The Good Girl Review
by Eugene Novikov (eugenen AT wharton DOT upenn DOT edu)August 26th, 2002
The Good Girl (2002)
Reviewed by Eugene Novikov
http://www.ultimate-movie.com/
Starring Jennifer Aniston, Jake Gyllenhaal, John C. Reilly, Tim Blake Nelson, Mike White, John Carroll Lynch.
Directed by Miguel Arteta.
Rated R.
"If I were a woman, I'd be a slut. A lesbian slut."
I'm not sure exactly what to make of Miguel Arteta's The Good Girl. It's an extremely peculiar movie. I enjoyed it as entertainment -- it has some great performances, and a sharp script -- but try as I might, I couldn't make heads or tails of it thematically. There are no glaring omissions, or something that screams at you, but when the credits rolled, there was a sour taste in my mouth; something was not quite right. I'll try to elaborate, but the explanation will certainly take me into spoiler territory; proceed with caution.
The movie provides the first "real" role for Jennifer "Rachel" Aniston, and I think she may have had to patent the glum stare. She plays Justine Last, a 30-year-old married woman whose life is exaggeratedly Going Nowhere. She works the cosmetics counter at a Texas mini-department store called the Retail Rodeo. Her husband Phil (John C. Reilly) is a house painter who spends his spare time getting stoned with his buddy Bubba (Tim Blake Nelson, but come on: Bubba?). Justine and Phil's attempts to have a baby have been unsuccessful for years, and it has become evident that one of them is infertile; which one is uncertain.
A new employee (Jake Gyllenhaal) shows his face at the Retail Rodeo. He is a similarly glum-looking young man whose nametag proclaims "Holden"; he was named, he says, after the main character in "Catcher in the Rye." He catches her eye; consciously or not, she sees this forlorn kid as a potential way out, and she pretty eagerly jumps into an affair with him. Unfortunately, Holden doesn't just jump: like his self-imposed depressed writer identity would dictate, he leaps in with his entire soul, wanting to spend every waking moment with his new lover, and doing increasingly desperate things when the fearful Justine backs off.
I found myself willing to forgive the movie almost all of its transgressions, including its schizophrenic tonal variations, and with them the absurd exaggerations that go with its stabs at dark comedy. Every plot element is taken to its pathetic extreme, from the depressing lower-middle-class ambiance of the Retail Rodeo to the hysterical character of Holden, to John C. Reilly's deadbeat hubby, who vacillates from idiotic to creepy to lovable as the script commands. But Aniston, Reilly and Gyllenhaal so fully embody their characters, take the plunge so recklessly that I bought, or at least cheerfully accepted, every absurdity that director Miguel Arteta and writer Mike White (who also plays Corny, the Bible-thumping security guard) threw at me.

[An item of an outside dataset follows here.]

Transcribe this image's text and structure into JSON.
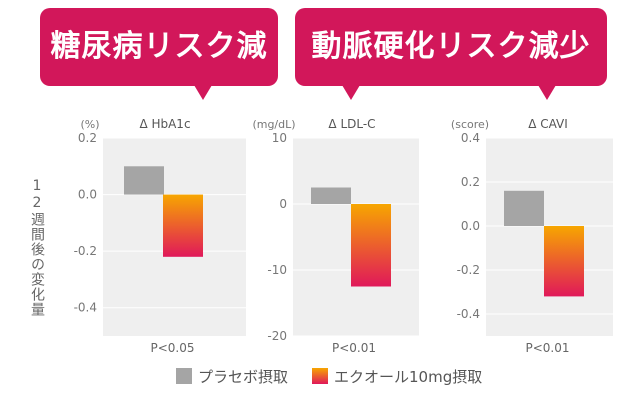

The black comedy does work on occasion, relieving the threat of Justine's tedium diffusing into the audience. It should be said that White has an ear for mean comedy, and the eccentric supporting cast made me laugh even when I realized that the movie was just putting pathetic specimens up on the screen and inviting us to gawk; the approximate equivalent of a bad Jerry Springer episode. And there is something about the phrase "fuck you very much" that inevitably gives me giggles.
The Good Girl is certainly proficient from a technical standpoint. What it tries to say is another story. Though no defender of the film would never admit this, The Good Girl bears a strong thematic resemblance to a movie like 28 Days: attractive, reasonably intelligent woman is thrown in with a ragtag group ranging from retarded to despicable to intolerable to dumb (in this case, apparently, said group is the entire state of Texas) and, despite initial resentment and rebellion, learns to love and respect them. Fine, but White and Arteta treat the people around Justine with the utmost contempt, spending the whole of the film's running time mocking them and then expecting us to believe that she has accepted them.
I liked individual moments in The Good Girl, but it takes an illogical approach to its storyline. I didn't much want to see another 28 Days either, but I would have preferred something that made emotional sense. It's not difficult to make fun; it's harder to reveal something while doing it.